AMA: Adobe XD 2017

6 years ago from Demian Borba, Product Manager for Adobe XD

  • Andrew Shorten, 6 years ago

    With the foundation of new technology, performance and high quality, we're focusing our attention on the depth of features provided. You've made a number of comments here, but what would be most helpful is hearing the specific list of things that would make XD your go-to app.

    Thanks, Andrew (Adobe).

    0 points
    • Cristian MoiseiCristian Moisei, 6 years ago

      Sure, here's what it would take (for me):

      1. If XD was on par with PS or Sketch in terms of features (which it certainly is not), I would not consider its speed a good enough reason to switch. It would need to bring a more efficient approach to design to make the switch worth it. The repeat grid is a good example of this, it takes a common thing designers do and makes it easy, it's a feature that was designed for the modern world, and something apps like PS or Sketch (which were made for the market of 20 years ago) lack. Sadly, everything else is pretty standard in XD: the same layers panel, the same way to create every shape manually and set properties for each layer.

      Designs are no longer static, we create huge systems that are a pain to maintain with static apps, so we'd need a tool that finds more efficient ways to:

      • Manage styles and components globally (in a live app, if you change the outline colour and padding-bottom value of a field, every single field with that class updates also, whereas in apps like PS/Sketch/XD if you want to increase the bottom padding of fields, you have to move every single one of them alongside everything underneath them down by 10px then crop your art-board to account for the change.)
      • Make it possible and easy to design for multiple resolutions without having to create a different art-board for every single resolution you want to cover.
      • Make it easy for developers to pick up the design. Tools like Avocode do this well, but XD doesn't integrate with them.
      • As per point 2, it would also help a lot if it was easy to share prototypes with stakeholders and gather feedback without having to rely on external tools like InVision, which are based on static images so if I change the colour of my header and my document has 200 slides, I now have to re-export 200 images and upload them all to InVision, making sure they have the same name and no upload failed (which happens more often than you'd think in InVision).
      1. UI Design is never done in isolation, the work needs to be easy to share with stakeholders, easy for developers to take over, easy for other designers to collaborate on. It's also important how invested the community is in a certain tool, because the more people use it, the more resources for it you'll find.

      On this end, I think XD is nowhere nearly widely adopted enough to make it safe to switch. Apps like Avocode don't support it, it doesn't have the powerful exporting tools in Sketch or PS for sharing with others or uploading to InVision. Fragmentation is already a problem - for example I (a PS user) am leaving my company at the end of the week and the person replacing me uses Sketch. This means he cannot rely directly on any of my work, he has to recreate it from scratch.

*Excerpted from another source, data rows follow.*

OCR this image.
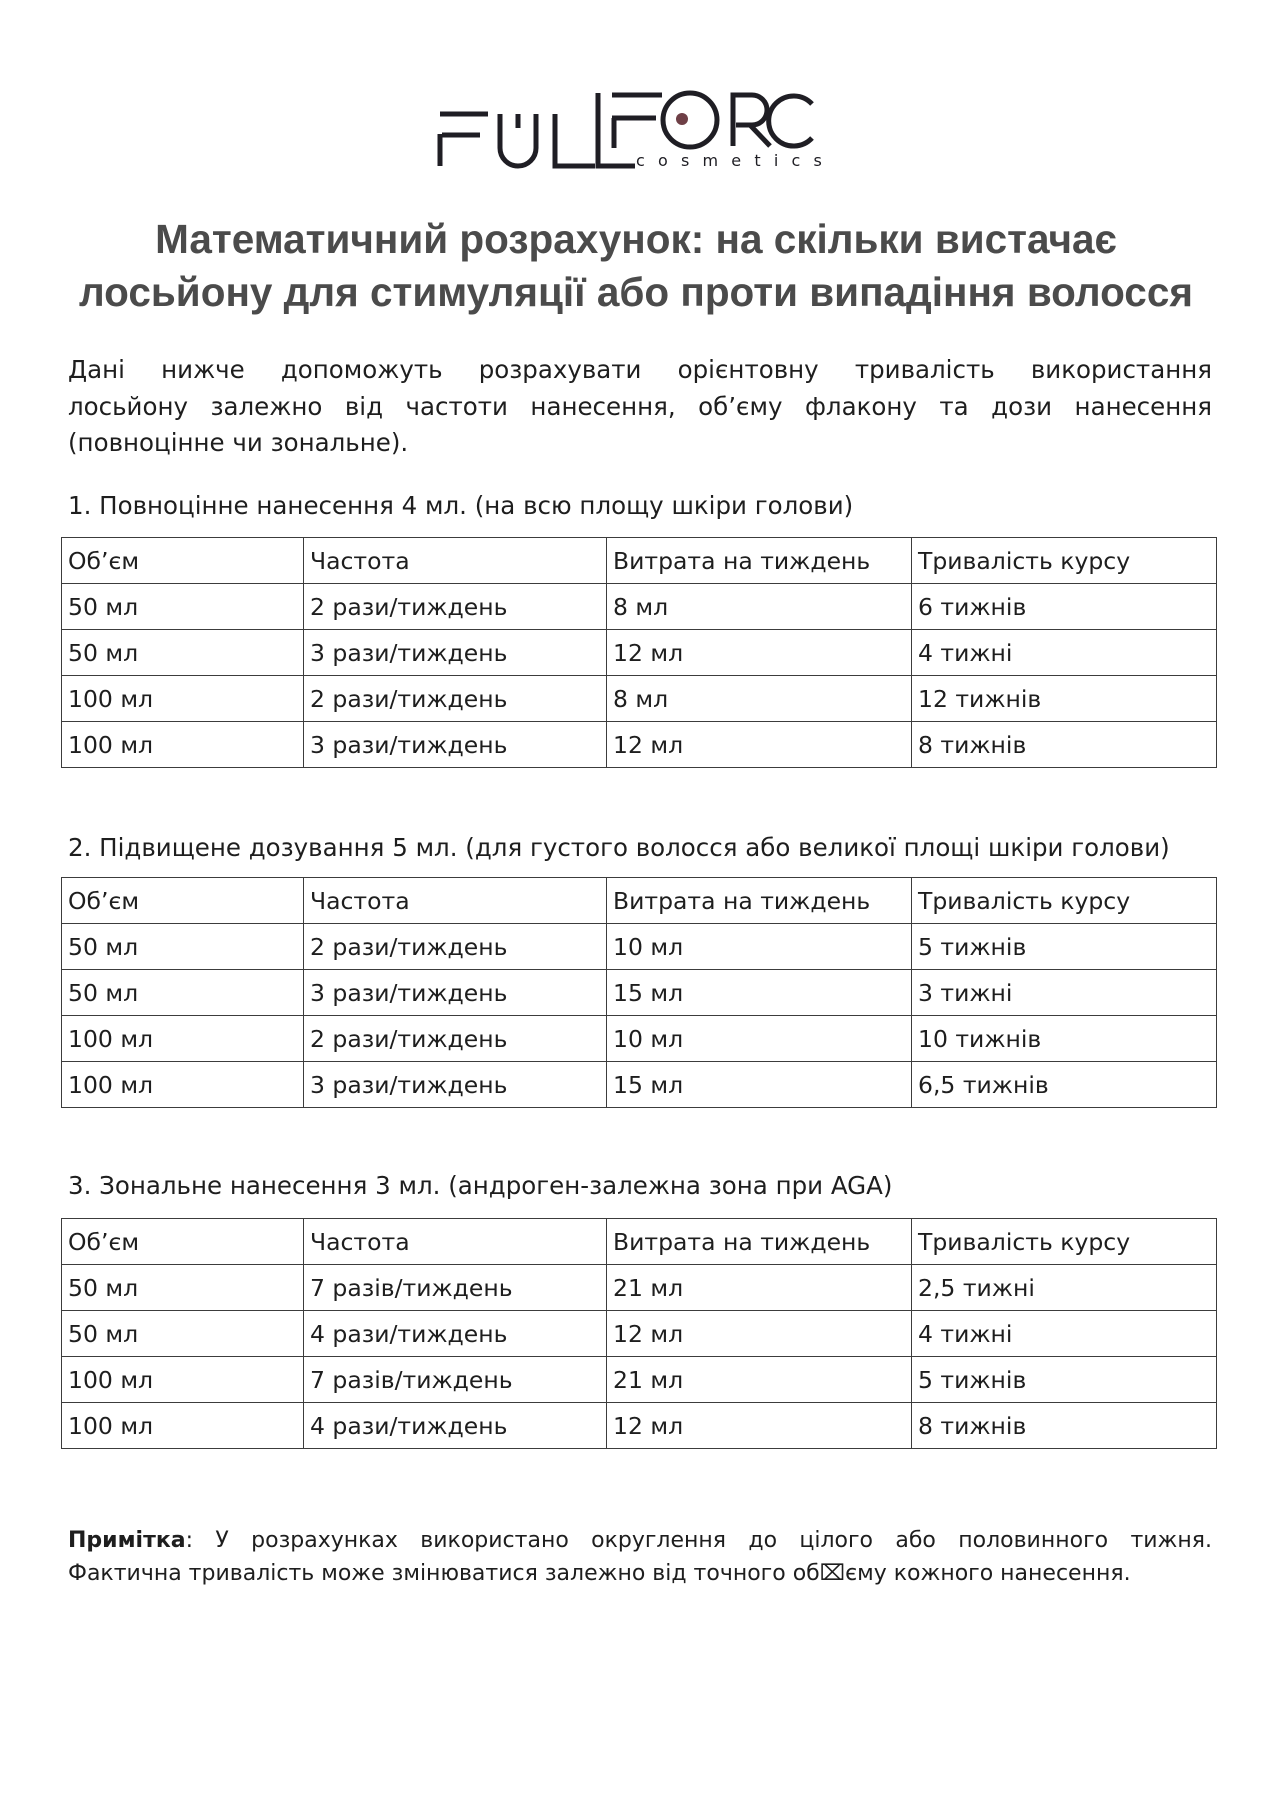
cosmetics
Математичний розрахунок: на скільки вистачає
лосьйону для стимуляції або проти випадіння волосся
Дані нижче допоможуть розрахувати орієнтовну тривалість використання
лосьйону залежно від частоти нанесення, об’єму флакону та дози нанесення
(повноцінне чи зональне).
1. Повноцінне нанесення 4 мл. (на всю площу шкіри голови)
Об’єм	Частота	Витрата на тиждень	Тривалість курсу
50 мл	2 рази/тиждень	8 мл	6 тижнів
50 мл	3 рази/тиждень	12 мл	4 тижні
100 мл	2 рази/тиждень	8 мл	12 тижнів
100 мл	3 рази/тиждень	12 мл	8 тижнів
2. Підвищене дозування 5 мл. (для густого волосся або великої площі шкіри голови)
Об’єм	Частота	Витрата на тиждень	Тривалість курсу
50 мл	2 рази/тиждень	10 мл	5 тижнів
50 мл	3 рази/тиждень	15 мл	3 тижні
100 мл	2 рази/тиждень	10 мл	10 тижнів
100 мл	3 рази/тиждень	15 мл	6,5 тижнів
3. Зональне нанесення 3 мл. (андроген-залежна зона при AGA)
Об’єм	Частота	Витрата на тиждень	Тривалість курсу
50 мл	7 разів/тиждень	21 мл	2,5 тижні
50 мл	4 рази/тиждень	12 мл	4 тижні
100 мл	7 разів/тиждень	21 мл	5 тижнів
100 мл	4 рази/тиждень	12 мл	8 тижнів
Примітка: У розрахунках використано округлення до цілого або половинного тижня.
Фактична тривалість може змінюватися залежно від точного об⌧єму кожного нанесення.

      All of this means you pretty much have to go against the tide to use XD in a professional setting.

      1 point
      • Interested Curious, 6 years ago

        What I've noticed is a lot of UX designers forced themselves into photoshop for things that indesign does.

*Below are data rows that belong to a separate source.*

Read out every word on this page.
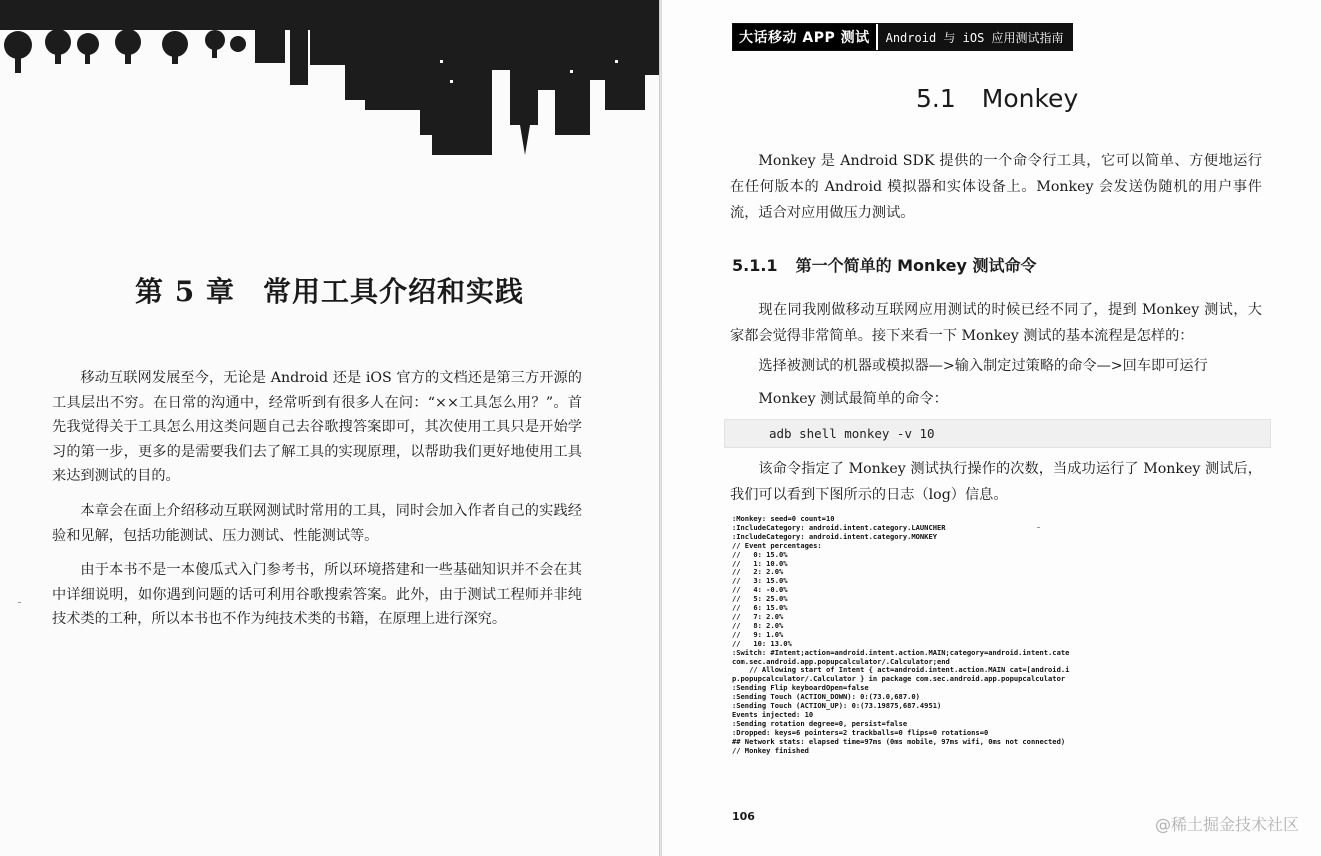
第 5 章 常用工具介绍和实践

移动互联网发展至今，无论是 Android 还是 iOS 官方的文档还是第三方开源的工具层出不穷。在日常的沟通中，经常听到有很多人在问：“××工具怎么用？”。首先我觉得关于工具怎么用这类问题自己去谷歌搜答案即可，其次使用工具只是开始学习的第一步，更多的是需要我们去了解工具的实现原理，以帮助我们更好地使用工具来达到测试的目的。

本章会在面上介绍移动互联网测试时常用的工具，同时会加入作者自己的实践经验和见解，包括功能测试、压力测试、性能测试等。

由于本书不是一本傻瓜式入门参考书，所以环境搭建和一些基础知识并不会在其中详细说明，如你遇到问题的话可利用谷歌搜索答案。此外，由于测试工程师并非纯技术类的工种，所以本书也不作为纯技术类的书籍，在原理上进行深究。

大话移动 APP 测试	Android 与 iOS 应用测试指南
5.1 Monkey
Monkey 是 Android SDK 提供的一个命令行工具，它可以简单、方便地运行在任何版本的 Android 模拟器和实体设备上。Monkey 会发送伪随机的用户事件流，适合对应用做压力测试。
5.1.1 第一个简单的 Monkey 测试命令
现在同我刚做移动互联网应用测试的时候已经不同了，提到 Monkey 测试，大家都会觉得非常简单。接下来看一下 Monkey 测试的基本流程是怎样的：
选择被测试的机器或模拟器—>输入制定过策略的命令—>回车即可运行
Monkey 测试最简单的命令：
adb shell monkey -v 10
该命令指定了 Monkey 测试执行操作的次数，当成功运行了 Monkey 测试后，我们可以看到下图所示的日志（log）信息。
:Monkey: seed=0 count=10
:IncludeCategory: android.intent.category.LAUNCHER
:IncludeCategory: android.intent.category.MONKEY
// Event percentages:
//   0: 15.0%
//   1: 10.0%
//   2: 2.0%
//   3: 15.0%
//   4: -0.0%
//   5: 25.0%
//   6: 15.0%
//   7: 2.0%
//   8: 2.0%
//   9: 1.0%
//   10: 13.0%
:Switch: #Intent;action=android.intent.action.MAIN;category=android.intent.cate
com.sec.android.app.popupcalculator/.Calculator;end
// Allowing start of Intent { act=android.intent.action.MAIN cat=[android.i
p.popupcalculator/.Calculator } in package com.sec.android.app.popupcalculator
:Sending Flip keyboardOpen=false
:Sending Touch (ACTION_DOWN): 0:(73.0,687.0)
:Sending Touch (ACTION_UP): 0:(73.19875,687.4951)
Events injected: 10
:Sending rotation degree=0, persist=false
:Dropped: keys=6 pointers=2 trackballs=0 flips=0 rotations=0
## Network stats: elapsed time=97ms (0ms mobile, 97ms wifi, 0ms not connected)
// Monkey finished
106	@稀土掘金技术社区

        Like the global changes for text is pretty easily done with the paragraph styles and character styles for indesign.

        Maybe those can be implemented in XD in the future.

        The support for multiple resolutions is almost there by default thanks to it being a primarily vector based application.

        I won't pretend to be fully entranced in the history of why photoshop was the go to in UX over Ai or ID but it's always seemed curious.